Intel announced the 2023 release of the Intel oneAPI tools, available in the Intel Developer Cloud and rolling out through regular distribution channels. The new oneAPI 2023 tools support the upcoming 4th Gen Intel Xeon Scalable processors, Intel Xeon CPU Max Series and Intel Data Center GPUs, including Flex Series and the new Max Series.
The tools deliver performance and productivity enhancements, and add support for new Codeplay plug-ins that make it easier than ever for developers to write SYCL code for non-Intel GPU architectures. These standards-based tools deliver choice in hardware and ease in developing high-performance applications that run on multi-architecture systems.

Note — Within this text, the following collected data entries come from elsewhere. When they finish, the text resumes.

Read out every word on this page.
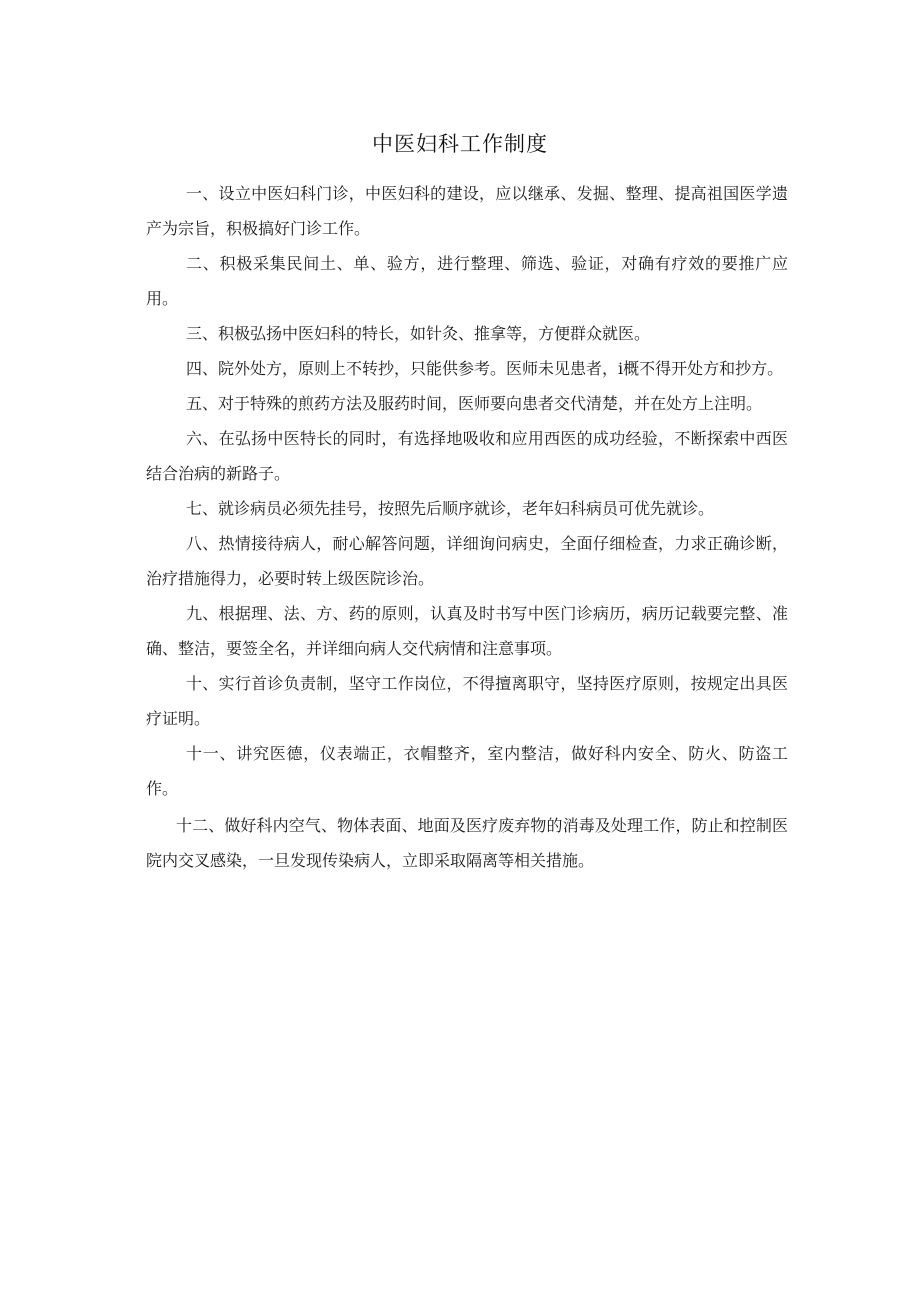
中医妇科工作制度

一、设立中医妇科门诊，中医妇科的建设，应以继承、发掘、整理、提高祖国医学遗产为宗旨，积极搞好门诊工作。

二、积极采集民间土、单、验方，进行整理、筛选、验证，对确有疗效的要推广应用。

三、积极弘扬中医妇科的特长，如针灸、推拿等，方便群众就医。

四、院外处方，原则上不转抄，只能供参考。医师未见患者，i概不得开处方和抄方。

五、对于特殊的煎药方法及服药时间，医师要向患者交代清楚，并在处方上注明。

六、在弘扬中医特长的同时，有选择地吸收和应用西医的成功经验，不断探索中西医结合治病的新路子。

七、就诊病员必须先挂号，按照先后顺序就诊，老年妇科病员可优先就诊。

八、热情接待病人，耐心解答问题，详细询问病史，全面仔细检查，力求正确诊断，治疗措施得力，必要时转上级医院诊治。

九、根据理、法、方、药的原则，认真及时书写中医门诊病历，病历记载要完整、准确、整洁，要签全名，并详细向病人交代病情和注意事项。

十、实行首诊负责制，坚守工作岗位，不得擅离职守，坚持医疗原则，按规定出具医疗证明。

十一、讲究医德，仪表端正，衣帽整齐，室内整洁，做好科内安全、防火、防盗工作。

十二、做好科内空气、物体表面、地面及医疗废弃物的消毒及处理工作，防止和控制医院内交叉感染，一旦发现传染病人，立即采取隔离等相关措施。
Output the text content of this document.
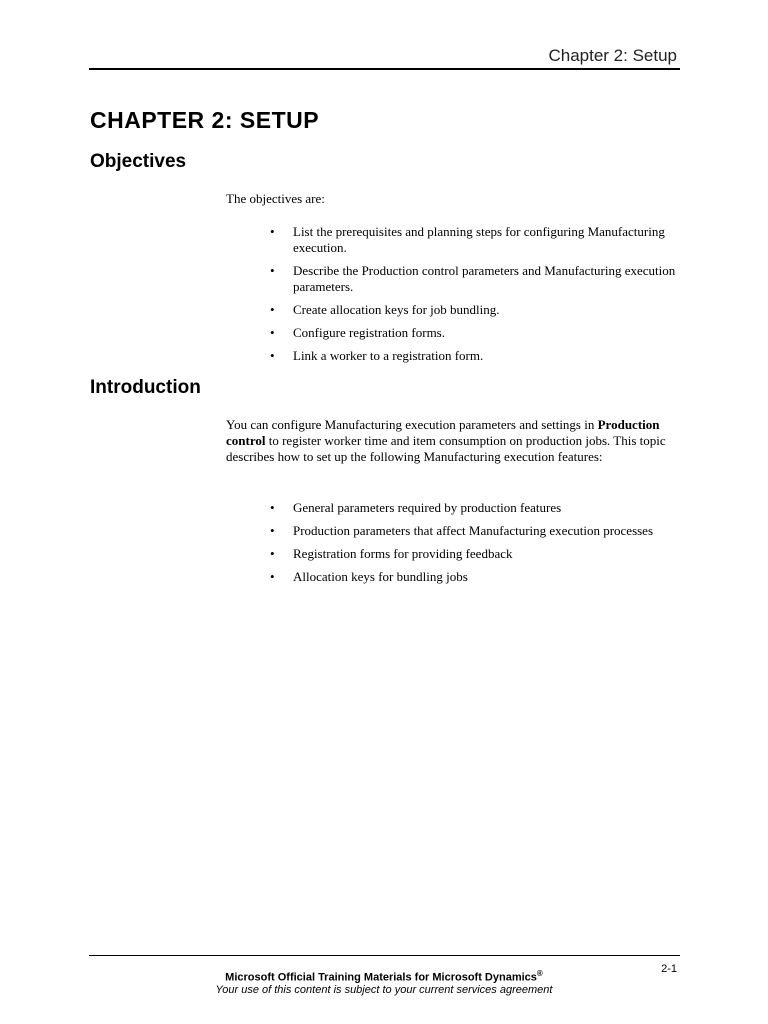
Chapter 2: Setup
CHAPTER 2: SETUP
Objectives

The objectives are:

• List the prerequisites and planning steps for configuring Manufacturing execution.
• Describe the Production control parameters and Manufacturing execution parameters.
• Create allocation keys for job bundling.
• Configure registration forms.
• Link a worker to a registration form.
Introduction

You can configure Manufacturing execution parameters and settings in Production control to register worker time and item consumption on production jobs. This topic describes how to set up the following Manufacturing execution features:

• General parameters required by production features
• Production parameters that affect Manufacturing execution processes
• Registration forms for providing feedback
• Allocation keys for bundling jobs
2-1
Microsoft Official Training Materials for Microsoft Dynamics®
Your use of this content is subject to your current services agreement
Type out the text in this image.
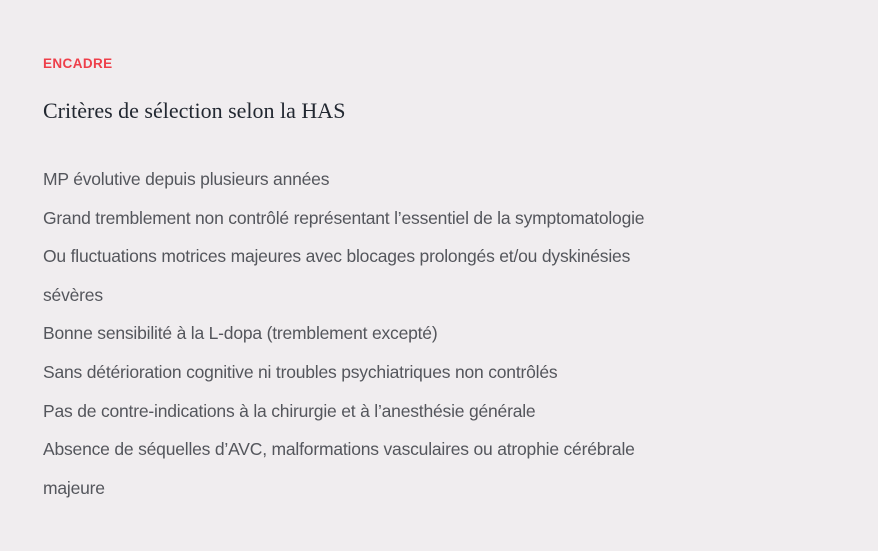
ENCADRE
Critères de sélection selon la HAS
MP évolutive depuis plusieurs années
Grand tremblement non contrôlé représentant l’essentiel de la symptomatologie
Ou fluctuations motrices majeures avec blocages prolongés et/ou dyskinésies
sévères
Bonne sensibilité à la L-dopa (tremblement excepté)
Sans détérioration cognitive ni troubles psychiatriques non contrôlés
Pas de contre-indications à la chirurgie et à l’anesthésie générale
Absence de séquelles d’AVC, malformations vasculaires ou atrophie cérébrale
majeure
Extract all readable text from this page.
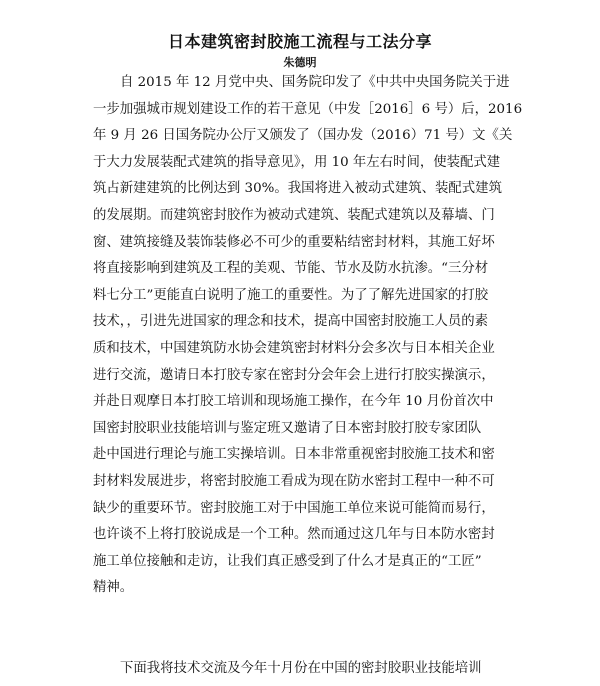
日本建筑密封胶施工流程与工法分享
朱德明
自 2015 年 12 月党中央、国务院印发了《中共中央国务院关于进
一步加强城市规划建设工作的若干意见（中发［2016］6 号）后，2016
年 9 月 26 日国务院办公厅又颁发了（国办发（2016）71 号）文《关
于大力发展装配式建筑的指导意见》，用 10 年左右时间，使装配式建
筑占新建建筑的比例达到 30%。我国将进入被动式建筑、装配式建筑
的发展期。而建筑密封胶作为被动式建筑、装配式建筑以及幕墙、门
窗、建筑接缝及装饰装修必不可少的重要粘结密封材料，其施工好坏
将直接影响到建筑及工程的美观、节能、节水及防水抗渗。“三分材
料七分工”更能直白说明了施工的重要性。为了了解先进国家的打胶
技术，，引进先进国家的理念和技术，提高中国密封胶施工人员的素
质和技术，中国建筑防水协会建筑密封材料分会多次与日本相关企业
进行交流，邀请日本打胶专家在密封分会年会上进行打胶实操演示，
并赴日观摩日本打胶工培训和现场施工操作，在今年 10 月份首次中
国密封胶职业技能培训与鉴定班又邀请了日本密封胶打胶专家团队
赴中国进行理论与施工实操培训。日本非常重视密封胶施工技术和密
封材料发展进步，将密封胶施工看成为现在防水密封工程中一种不可
缺少的重要环节。密封胶施工对于中国施工单位来说可能简而易行，
也许谈不上将打胶说成是一个工种。然而通过这几年与日本防水密封
施工单位接触和走访，让我们真正感受到了什么才是真正的“工匠”
精神。
下面我将技术交流及今年十月份在中国的密封胶职业技能培训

“We’re seeing encouraging early application performance results on our development systems using Intel Max Series GPU accelerators — applications built with Intel’s oneAPI compilers and libraries,” said Timothy Williams, deputy director, Argonne Computational Science Division. “For leadership-class computational science, we value the benefits of code portability from multivendor, multi-architecture programming standards such as SYCL and Python AI frameworks such as PyTorch, accelerated by Intel libraries.
What oneAPI tools deliver
Intel’s 2023 developer tools include a comprehensive set of the latest compilers and libraries, analysis and porting tools, and optimized artificial intelligence (AI) and machine learning frameworks to build high-performance, multi-architecture applications for CPUs, GPUs and FPGAs, powered by oneAPI.
The tools enable developers to quickly meet performance objectives and save time by using a single codebase, allowing more time for innovation.
This new oneAPI tools release helps developers take advantage of the advanced capabilities of Intel hardware:
- 4th Gen Intel Xeon Scalable and Xeon CPU Max Series processors with Intel Advanced Matrix Extensions (Intel AMX), Intel Quick Assist Technology (Intel QAT), Intel AVX-512, bfloat16 and more.
- Intel Data Center GPUs, including Flex Series with hardware-based AV1 encoder, and Max Series GPUs with data type flexibility, Intel Xe Matrix Extensions (Intel XMX), vector engine, Intel Xe Link and other features.
Example benchmarks:
- MLPerf DeepCAM deep learning inference and training performance with Xeon Max CPU showed a 3.6x performance gain over Nvidia at 2.4 and AMD as the baseline 1.0 using Intel AMX enabled by the Intel oneAPI Deep Neural Network Library (oneDNN).
“We look forward to the first exascale scientific discoveries from these technologies on the Aurora system next year,” added Williams.